Soixante-huit ponts à travers le pays doivent désormais faire l'objet d'une évaluation urgente de leur sécurité après que les enquêteurs ont déterminé qu'ils pourraient se déformer s'ils étaient heurtés par un navire de charge. Ce chiffre intervient exactement un an après que le pont Francis Scott Key de Baltimore s'est effondré dans la rivière Patapsco, emportant avec lui six ouvriers du bâtiment. Le National Transportation Safety Board a signalé que ces structures étaient des pièges mortels potentiels, mais l'avertissement est arrivé bien après que les familles ont commencé à payer les retards de réparation avec leur temps, leurs trajets et leurs portefeuilles.
L'effondrement a mis en lumière un phénomène national qui s'étend bien au-delà du Maryland. Des milliers de travées vieillissantes sont en mauvais état tandis que les autorités locales attendent des fonds fédéraux qui ne semblent jamais arriver. Dans le même temps, l'économie américaine s'est figée. Les embauches sont tombées à des niveaux de récession, même si le chômage reste artificiellement bas, créant un marché de l'emploi où les entreprises conservent leur personnel actuel tout en refusant d'embaucher de nouveaux employés. Le coût du logement continue de grimper et la plupart des familles essaient de garder la tête hors de l'eau tout en regardant les infrastructures essentielles se dégrader.

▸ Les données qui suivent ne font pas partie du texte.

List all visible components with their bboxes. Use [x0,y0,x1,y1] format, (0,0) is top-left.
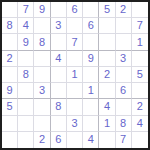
cell-r7c3[interactable] [34,99,50,115]
cell-r3c4[interactable] [51,34,67,50]
cell-r3c6[interactable] [83,34,99,50]
cell-r1c6[interactable] [83,2,99,18]
cell-r9c8[interactable]: 7 [116,132,132,148]
cell-r4c3[interactable] [34,51,50,67]
cell-r6c2[interactable] [18,83,34,99]
cell-r4c9[interactable] [132,51,148,67]
cell-r9c3[interactable]: 2 [34,132,50,148]
cell-r4c7[interactable] [99,51,115,67]
cell-r3c3[interactable]: 8 [34,34,50,50]
cell-r5c1[interactable] [2,67,18,83]
cell-r1c3[interactable]: 9 [34,2,50,18]
cell-r2c4[interactable]: 3 [51,18,67,34]
sudoku-board: 79652843679871249381259316584231842647 [0,0,150,150]
cell-r9c6[interactable]: 4 [83,132,99,148]
cell-r9c2[interactable] [18,132,34,148]
cell-r6c7[interactable] [99,83,115,99]
cell-r4c6[interactable]: 9 [83,51,99,67]
cell-r5c7[interactable]: 2 [99,67,115,83]
cell-r6c6[interactable]: 1 [83,83,99,99]
cell-r2c7[interactable] [99,18,115,34]
cell-r5c5[interactable]: 1 [67,67,83,83]
cell-r1c1[interactable] [2,2,18,18]
cell-r6c3[interactable]: 3 [34,83,50,99]
cell-r2c8[interactable] [116,18,132,34]
cell-r1c7[interactable]: 5 [99,2,115,18]
cell-r8c8[interactable]: 8 [116,116,132,132]
cell-r7c2[interactable] [18,99,34,115]
cell-r1c2[interactable]: 7 [18,2,34,18]
cell-r4c8[interactable]: 3 [116,51,132,67]
cell-r5c6[interactable] [83,67,99,83]
cell-r9c5[interactable] [67,132,83,148]
cell-r2c9[interactable]: 7 [132,18,148,34]
cell-r3c2[interactable]: 9 [18,34,34,50]
cell-r7c1[interactable]: 5 [2,99,18,115]
cell-r8c3[interactable] [34,116,50,132]
cell-r8c6[interactable] [83,116,99,132]
cell-r1c5[interactable]: 6 [67,2,83,18]
cell-r1c9[interactable] [132,2,148,18]
cell-r5c2[interactable]: 8 [18,67,34,83]
cell-r4c1[interactable]: 2 [2,51,18,67]
cell-r6c9[interactable] [132,83,148,99]
cell-r4c2[interactable] [18,51,34,67]
cell-r5c4[interactable] [51,67,67,83]
cell-r9c9[interactable] [132,132,148,148]
cell-r5c8[interactable] [116,67,132,83]
cell-r7c7[interactable]: 4 [99,99,115,115]
cell-r4c4[interactable]: 4 [51,51,67,67]
cell-r7c5[interactable] [67,99,83,115]
cell-r9c1[interactable] [2,132,18,148]
cell-r6c5[interactable] [67,83,83,99]
cell-r2c3[interactable] [34,18,50,34]
cell-r7c4[interactable]: 8 [51,99,67,115]
cell-r6c8[interactable]: 6 [116,83,132,99]
cell-r5c3[interactable] [34,67,50,83]
cell-r2c2[interactable]: 4 [18,18,34,34]
cell-r3c8[interactable] [116,34,132,50]
cell-r1c4[interactable] [51,2,67,18]
cell-r4c5[interactable] [67,51,83,67]
cell-r8c9[interactable]: 4 [132,116,148,132]
cell-r9c4[interactable]: 6 [51,132,67,148]
cell-r8c5[interactable]: 3 [67,116,83,132]
cell-r8c2[interactable] [18,116,34,132]
cell-r1c8[interactable]: 2 [116,2,132,18]
cell-r3c1[interactable] [2,34,18,50]
cell-r7c9[interactable]: 2 [132,99,148,115]
cell-r6c4[interactable] [51,83,67,99]
cell-r2c5[interactable] [67,18,83,34]
cell-r2c6[interactable]: 6 [83,18,99,34]
cell-r3c7[interactable] [99,34,115,50]
cell-r2c1[interactable]: 8 [2,18,18,34]
cell-r8c7[interactable]: 1 [99,116,115,132]
cell-r7c6[interactable] [83,99,99,115]
cell-r5c9[interactable]: 5 [132,67,148,83]
cell-r8c4[interactable] [51,116,67,132]
cell-r6c1[interactable]: 9 [2,83,18,99]
cell-r3c5[interactable]: 7 [67,34,83,50]
cell-r7c8[interactable] [116,99,132,115]
cell-r9c7[interactable] [99,132,115,148]
cell-r8c1[interactable] [2,116,18,132]
cell-r3c9[interactable]: 1 [132,34,148,50]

Les travailleurs américains ressentent chaque matin le poids de cette négligence. Un pont fermé signifie un détour de vingt miles qui consomme de l'essence supplémentaire, use les pneus et empiète sur des budgets d'épicerie déjà très serrés. Les retards de fret font grimper le prix de tous les produits, du bois d'œuvre aux haricots en conserve, qui passent à la caisse bien avant que les politiciens de Washington ne terminent leurs débats sur le budget. Pendant ce temps, les entreprises qui profitent de la maintenance bon marché et de la main-d'œuvre étrangère s'en tirent avec des accords civils. Grace Ocean et Synergy Marine ont accepté de payer cent deux millions de dollars pour résoudre les plaintes pour négligence, une fraction du coût réel pour les familles qui ont perdu leur gagne-pain.
Il ne s'agit pas seulement de béton fissuré ou d'inspections manquées. Il s'agit de savoir qui supporte le risque en cas de défaillance des systèmes. Le marché de l'emploi actuel n'offre aucun filet de sécurité aux travailleurs qui se retrouvent pris dans le feu croisé de la prudence des entreprises. Les gens vident leurs comptes de retraite et s'appuient sur des économies de plus en plus réduites pour payer leur loyer, tandis que les employeurs restent les bras croisés. Lorsqu'un navire perd de la puissance et s'écrase contre une colonne de soutien, ou lorsqu'un viaduc rouillé finit par céder, les personnes qui nettoient les débris et reconstruisent les routes sont les mêmes que celles qui sont exclues de leur propre quartier pour des raisons financières.
Nous ne pouvons pas continuer à traiter la sécurité publique et la stabilité économique comme des problèmes distincts à résoudre ultérieurement. Le prochain cargo n'attendra pas un projet de loi de finances du Congrès, et le prochain salaire ne s'étendra pas plus loin pendant que l'infrastructure s'effrite. Si nous continuons à demander aux familles de travailleurs d'absorber le coût des raccourcis des entreprises et des blocages politiques, combien de temps faudra-t-il avant que le prochain effondrement ne prenne plus qu'un simple trajet ?.